In this session we will explore the following questions:

  • The capability of the human brain is limited in the amount of real-time data it can process into solid real-time decisions. So how can we develop systems that will facilitate the human decision making process? With the availability of all this data and improved communications how can we ensure that all related parties (operator, contractor, service company) can collaborate efficiently to arrive at “better” decisions?
  • A new generation of employee is emerging into the oil and gas industry—these individuals have a different set of information availability expectations. In addition, we see that expert knowledge within the specific domains is getting more scattered around the world. How can we take better advantage of the expert knowledge that exists within different organisations and share it globally and simultaneously attract the new generation?
  • The way contracts are settled can sometimes create limitations on human capabilities because service providers respond to how the market wants to buy. Because of this there is a mismatch between expected innovation and contracts when it comes to risk and reward. How can we better align our contract efforts across disciplines and across companies to make the most of human capabilities?

Wednesday, 13 November, 0900–1230

Session III: Workflow Automation

Session Managers: Nick Gibson and John James

The offshore drilling industry continues to automate key workflows and processes to address high rig-operating costs and HSE issues. In comparison, land-based drilling operations look to automation to standardise similar workflows within a low-cost, low-margin environment—where the operational experience and competence levels can vary. In either environment, the drive for drilling automation continues.

Despite the lower costs observed in land-based drilling operations, there is a strong push to deliver drilling automation. This is because these integrated operations are typically more accessible and lend themselves to proof-of concept, or pilot studies that extend into field wide automated drilling campaigns. For example, there are potentially significant savings to be achieved with the high density, standardised (“factory drilling”) well campaigns, which are often performed in remote and harsher environments, with their own fiscal limitations (e.g. coal bed methane or shale gas drilling operations).

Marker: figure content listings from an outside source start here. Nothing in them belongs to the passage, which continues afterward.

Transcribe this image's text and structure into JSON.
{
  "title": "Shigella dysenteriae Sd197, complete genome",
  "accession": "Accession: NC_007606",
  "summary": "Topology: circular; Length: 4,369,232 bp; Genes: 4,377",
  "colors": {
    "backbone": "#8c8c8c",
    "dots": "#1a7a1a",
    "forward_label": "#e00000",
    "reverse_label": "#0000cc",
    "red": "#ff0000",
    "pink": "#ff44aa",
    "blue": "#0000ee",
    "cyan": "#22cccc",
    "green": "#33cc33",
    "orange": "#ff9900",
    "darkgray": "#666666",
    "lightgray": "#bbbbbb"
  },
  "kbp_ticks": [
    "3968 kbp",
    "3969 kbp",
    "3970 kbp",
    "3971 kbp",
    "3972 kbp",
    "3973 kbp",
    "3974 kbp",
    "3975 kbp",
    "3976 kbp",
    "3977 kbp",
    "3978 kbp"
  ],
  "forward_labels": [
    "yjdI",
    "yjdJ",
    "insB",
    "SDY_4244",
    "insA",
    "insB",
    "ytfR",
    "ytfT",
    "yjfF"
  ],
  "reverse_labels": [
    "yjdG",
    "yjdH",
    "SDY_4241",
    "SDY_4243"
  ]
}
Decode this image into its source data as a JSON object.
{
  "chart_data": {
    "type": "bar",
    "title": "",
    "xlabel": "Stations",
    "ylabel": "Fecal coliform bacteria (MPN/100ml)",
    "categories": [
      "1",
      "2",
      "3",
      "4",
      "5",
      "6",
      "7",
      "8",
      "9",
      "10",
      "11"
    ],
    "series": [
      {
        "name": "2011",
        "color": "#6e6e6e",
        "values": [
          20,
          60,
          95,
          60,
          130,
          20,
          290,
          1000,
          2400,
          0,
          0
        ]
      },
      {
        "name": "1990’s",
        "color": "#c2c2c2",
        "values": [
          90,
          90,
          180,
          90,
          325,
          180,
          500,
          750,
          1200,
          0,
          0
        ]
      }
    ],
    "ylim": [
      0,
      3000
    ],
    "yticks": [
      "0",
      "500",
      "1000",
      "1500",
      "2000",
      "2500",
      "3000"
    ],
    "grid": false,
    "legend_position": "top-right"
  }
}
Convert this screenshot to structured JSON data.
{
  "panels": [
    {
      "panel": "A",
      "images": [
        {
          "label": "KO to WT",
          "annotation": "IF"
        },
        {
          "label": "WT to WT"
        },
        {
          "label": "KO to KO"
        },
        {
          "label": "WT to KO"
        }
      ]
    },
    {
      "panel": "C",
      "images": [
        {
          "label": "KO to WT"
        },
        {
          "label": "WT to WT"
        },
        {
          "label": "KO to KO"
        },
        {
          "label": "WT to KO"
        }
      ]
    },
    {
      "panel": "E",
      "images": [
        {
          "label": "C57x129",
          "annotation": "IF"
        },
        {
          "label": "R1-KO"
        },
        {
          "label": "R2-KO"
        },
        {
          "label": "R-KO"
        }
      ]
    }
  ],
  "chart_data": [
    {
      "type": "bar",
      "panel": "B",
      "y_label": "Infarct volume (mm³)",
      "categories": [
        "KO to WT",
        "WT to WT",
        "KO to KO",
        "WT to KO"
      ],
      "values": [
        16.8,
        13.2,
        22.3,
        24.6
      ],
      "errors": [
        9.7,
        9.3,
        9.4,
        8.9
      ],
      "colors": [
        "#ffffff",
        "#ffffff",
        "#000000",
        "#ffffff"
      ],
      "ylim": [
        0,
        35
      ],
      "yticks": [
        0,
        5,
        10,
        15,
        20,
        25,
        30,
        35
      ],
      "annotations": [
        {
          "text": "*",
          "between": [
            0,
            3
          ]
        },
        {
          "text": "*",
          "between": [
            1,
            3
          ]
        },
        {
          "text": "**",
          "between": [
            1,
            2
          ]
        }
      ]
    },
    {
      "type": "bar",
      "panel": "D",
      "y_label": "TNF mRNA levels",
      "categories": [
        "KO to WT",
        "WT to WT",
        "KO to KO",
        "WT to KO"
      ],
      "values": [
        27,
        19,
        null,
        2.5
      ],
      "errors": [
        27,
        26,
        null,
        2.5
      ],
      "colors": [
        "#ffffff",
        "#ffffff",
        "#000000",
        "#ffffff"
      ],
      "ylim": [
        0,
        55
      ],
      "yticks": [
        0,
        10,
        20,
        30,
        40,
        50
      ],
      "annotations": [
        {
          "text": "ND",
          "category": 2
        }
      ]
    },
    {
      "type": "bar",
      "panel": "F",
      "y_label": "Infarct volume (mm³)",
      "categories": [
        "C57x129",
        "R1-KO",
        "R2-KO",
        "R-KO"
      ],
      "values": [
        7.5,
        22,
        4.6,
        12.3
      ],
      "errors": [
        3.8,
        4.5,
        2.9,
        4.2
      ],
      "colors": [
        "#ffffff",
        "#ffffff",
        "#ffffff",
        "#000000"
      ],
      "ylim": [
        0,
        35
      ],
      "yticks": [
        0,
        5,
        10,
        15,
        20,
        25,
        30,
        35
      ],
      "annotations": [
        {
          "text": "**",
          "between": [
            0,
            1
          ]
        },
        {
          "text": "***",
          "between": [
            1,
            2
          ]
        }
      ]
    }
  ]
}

The technical and fiscal challenges posed when drilling unconventional hydrocarbons, along with work in the arctic and other harsh environments, make the business case for new workflows and processes, such as those enabled by drilling automation, to deliver unparalleled results.

1330–1700

Session IV: Look Ahead, Modelling, and Geomechanics: Are We Ready for the Data Flood?

Session Managers: Alfio Malossi and Jennifer Market

The increasing complexity of wells, especially in deepwater environments, together with the related geological uncertainties, has increased the likelihood of unplanned drilling events, such as kicks, lost circulation, and borehole stability problems.

At the same time, there have been considerable advances in the quality and type of data available in real time—the challenge is how to effectively use this data. We must consider how the remote collaboration infrastructure and software chain should be set up to support the decision-making process and to mitigate or even avoid any issues related to pressure management and wellbore instability.

The new look-ahead and look-around sensors in addition to telemetry improvements imply that more complex data is transmitted to the surface—this gives us the potential to build up more powerful pore pressure prediction, wellbore stability models, and reliable reservoir characterisation. But are we ready to do that in real time yet?

This session aims to:

  • Review the current state of look-ahead and modelling capabilities.
  • Discuss the current issues with how these data are being used in real-time decision making.
  • Brainstorm ideas for optimising workflows to make the best use of modern look-ahead and look-around data in a variety of applications.

Thursday, 14 November, 0900–1230

Session V: Wrap-Up

Session Managers: Greg Conran and Andy Deady

This session will review the themes and learnings in a bid to change future outcomes in real-time decision making.